Question

A commercial cylinder contains 6.91\[{{m}^{3}}\] oxygen at 15 Pa and 21℃. The critical constants for \[{{O}_{2}}\] are Tc = -126 ℃, Pc = 50 bar. Determine the reduced pressure and reduced temperature for \[{{O}_{2}}\] under these conditions:
a.) \[{{P}_{r}}\]= 2, \[{{T}_{r}}\]= 3
b.) \[{{P}_{r}}\]= 3, \[{{T}_{r}}\]= 2
c.) \[{{P}_{r}}\]= 6, \[{{T}_{r}}\]= 4
d.) \[{{P}_{r}}\]= 4, \[{{T}_{r}}\]= 6

Answer 1

Hint: The physical constants that express the property of a substance in its critical state are called critical constants. The critical constants of gas are temperature, pressure and volume.
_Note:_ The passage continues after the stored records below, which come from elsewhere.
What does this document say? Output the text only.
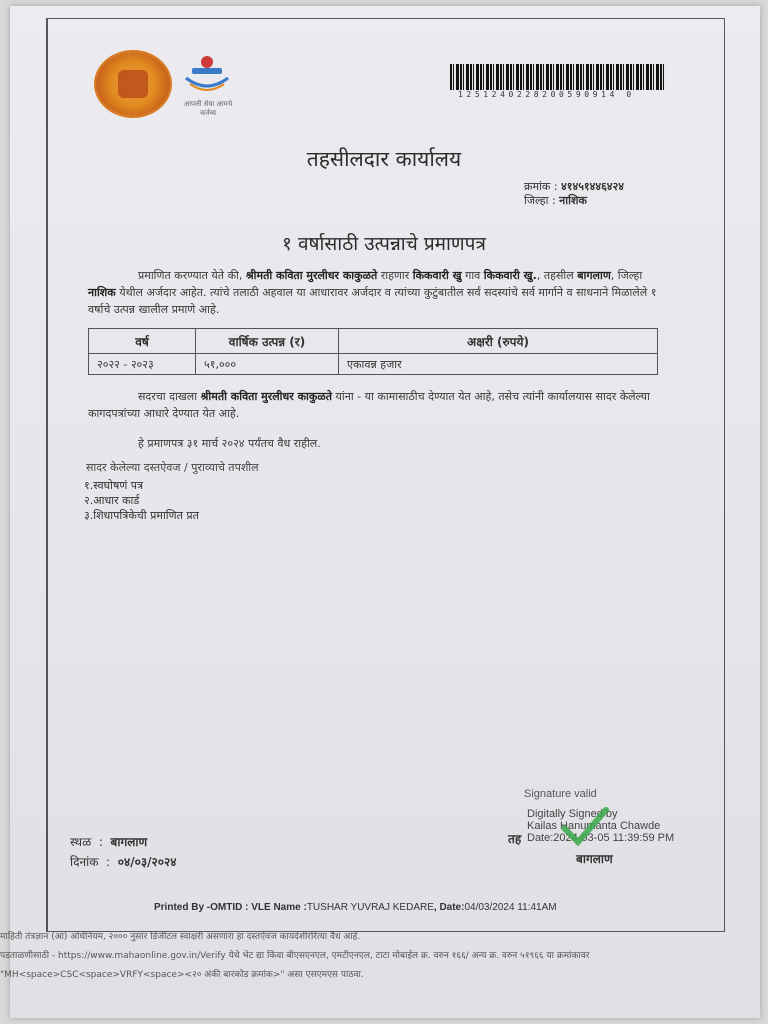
आपली सेवा आमचे कर्तव्य
1251240228200590914 0
तहसीलदार कार्यालय
क्रमांक : ४१४५१४४६४२४
जिल्हा : नाशिक
१ वर्षासाठी उत्पन्नाचे प्रमाणपत्र
प्रमाणित करण्यात येते की, श्रीमती कविता मुरलीधर काकुळते राहणार किकवारी खु गाव किकवारी खु., तहसील बागलाण, जिल्हा नाशिक येथील अर्जदार आहेत. त्यांचे तलाठी अहवाल या आधारावर अर्जदार व त्यांच्या कुटुंबातील सर्व सदस्यांचे सर्व मार्गाने व साधनाने मिळालेले १ वर्षाचे उत्पन्न खालील प्रमाणे आहे.
वर्ष	वार्षिक उत्पन्न (र)	अक्षरी (रुपये)
२०२२ - २०२३	५१,०००	एकावन्न हजार
सदरचा दाखला श्रीमती कविता मुरलीधर काकुळते यांना - या कामासाठीच देण्यात येत आहे, तसेच त्यांनी कार्यालयास सादर केलेल्या कागदपत्रांच्या आधारे देण्यात येत आहे.
हे प्रमाणपत्र ३१ मार्च २०२४ पर्यंतच वैध राहील.
सादर केलेल्या दस्तऐवज / पुराव्याचे तपशील
१.स्वघोषणं पत्र
२.आधार कार्ड
३.शिधापत्रिकेची प्रमाणित प्रत
Signature valid
Digitally Signed by
Kailas Hanumanta Chawde
Date:2024-03-05 11:39:59 PM
तह
बागलाण
स्थळ  :  बागलाण
दिनांक  :  ०४/०३/२०२४
Printed By -OMTID : VLE Name :TUSHAR YUVRAJ KEDARE, Date:04/03/2024 11:41AM
माहिती तंत्रज्ञान (आ) अधिनियम, २००० नुसार डिजीटल स्वाक्षरी असणारा हा दस्तऐवज कायदेशीररित्या वैध आहे.
पडताळणीसाठी - https://www.mahaonline.gov.in/Verify येथे भेट द्या किंवा बीएसएनएल, एमटीएनएल, टाटा मोबाईल क्र. वरुन १६६/ अन्य क्र. वरुन ५१९६६ या क्रमांकावर
"MH<space>CSC<space>VRFY<space><२० अंकी बारकोड क्रमांक>" असा एसएमएस पाठवा.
Complete step by step solution:

Gases cannot be liquified unless its temperature is below a certain value depending upon the nature of the gas. This temperature is called critical temperature.
Critical temperature (\[{{T}_{c}}\]) is the maximum temperature at which a gas can be liquified, above which liquid does not exist.
Critical pressure (\[{{P}_{c}}\]) is maximum pressure required to cause liquefaction.
Critical volume (\[{{V}_{c}}\]) is the volume occupied by one mole of gas at critical temperature.
So, in this case the critical constants for critical temperature and pressure are -126 ℃, and 50 bar.
The reduced pressure \[{{P}_{r}}=\dfrac{Given\,pressure}{Critical\,pressure}\]
\[\dfrac{P}{{{P}_{C}}}\]= \[\dfrac{15Mpa}{50\,\times 0.1Mpa}\] = 3
The reduced temperature \[{{T}_{r}}=\,\dfrac{Given\,temperature}{Critical\,temperature}\]
\[\dfrac{T}{{{T}_{c}}}\]= \[\dfrac{21\,+\,273}{273-126}\]= 2
So, from the above solution we can conclude that option (b) is the correct answer.

Note: The constant of the Vander Waals equation provides a correction for the intermolecular forces whereas constant b adjusts for the volume occupied by the gas particles. It is a correction for finite molecular size and its value is the volume of one mole of the atoms or molecules. Always remember to change the units in their SI form.